Friday, November 18, 2016

The Facts About the Dakota Access Pipeline That Protesters Don’t Want You to Know

Rep. Kevin Cramer 

For more than three months, thousands of protesters, most of them from out of state, have illegally camped on federal land in Morton County, North Dakota, to oppose the construction of a legally permitted oil pipeline project that is 85 percent complete.

The celebrities, political activists, and anti-oil extremists who are blocking the pipeline’s progress are doing so based on highly charged emotions rather than actual facts on the ground.

This 1,172-mile Dakota Access pipeline will deliver as many as 570,000 barrels of oil a day from northwestern North Dakota through South Dakota and Iowa to connect to existing pipelines in Illinois. It will do this job far more safely than the current method of transporting it by 750 rail cars a day.
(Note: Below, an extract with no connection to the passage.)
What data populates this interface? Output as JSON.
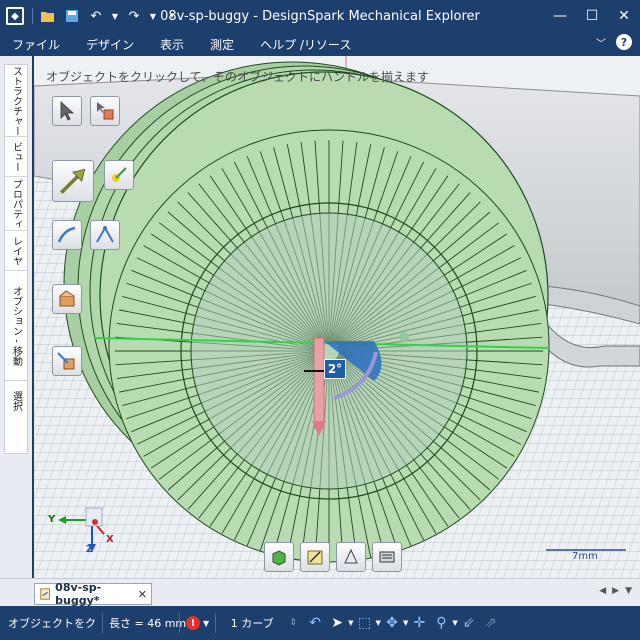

The protesters say they object to the pipeline’s being close to the water intake of the Standing Rock Sioux Reservation. However, this should be of no concern as it will sit approximately 92 feet below the riverbed, with increased pipe thickness and control valves at both ends of the crossing to reduce the risk of an incident, which is already low.

Just like the companies that run the 10 other fossil-fuel pipelines crossing the Missouri River upstream of Standing Rock, Energy Transfer Partners—the primary funder of this pipeline—is taking all necessary precautions to ensure that the pipeline does not leak.

...From the outset of this process, Standing Rock Sioux leaders have refused to sit down and meet with either the Army Corps of Engineers or the pipeline company.

The Army Corps consulted with 55 Native American tribes at least 389 times, after which they proposed 140 variations of the route to avoid culturally sensitive areas in North Dakota. The logical time for Standing Rock tribal leaders to share their concerns would have been at these meetings, not now when construction is already near completion.

...Though these protesters claim to be gathered for peaceful prayer and meditation, law enforcement has been forced to arrest more than 400 in response to several unlawful incidents, including trespassing on and damaging private land, chaining themselves to equipment, burning tires and fields, damaging cars and a bridge, harassing residents of nearby farms and ranches, and killing and butchering livestock. There was even at least one reported incident where gun shots were fired at police.

The recent vandalization of graves in a Bismarck cemetery and the unconscionable graffiti marking on the North Dakota column at the World War II Memorial in Washington, D.C., are examples of how the protesters’ actions do not match their claims of peaceful demonstration.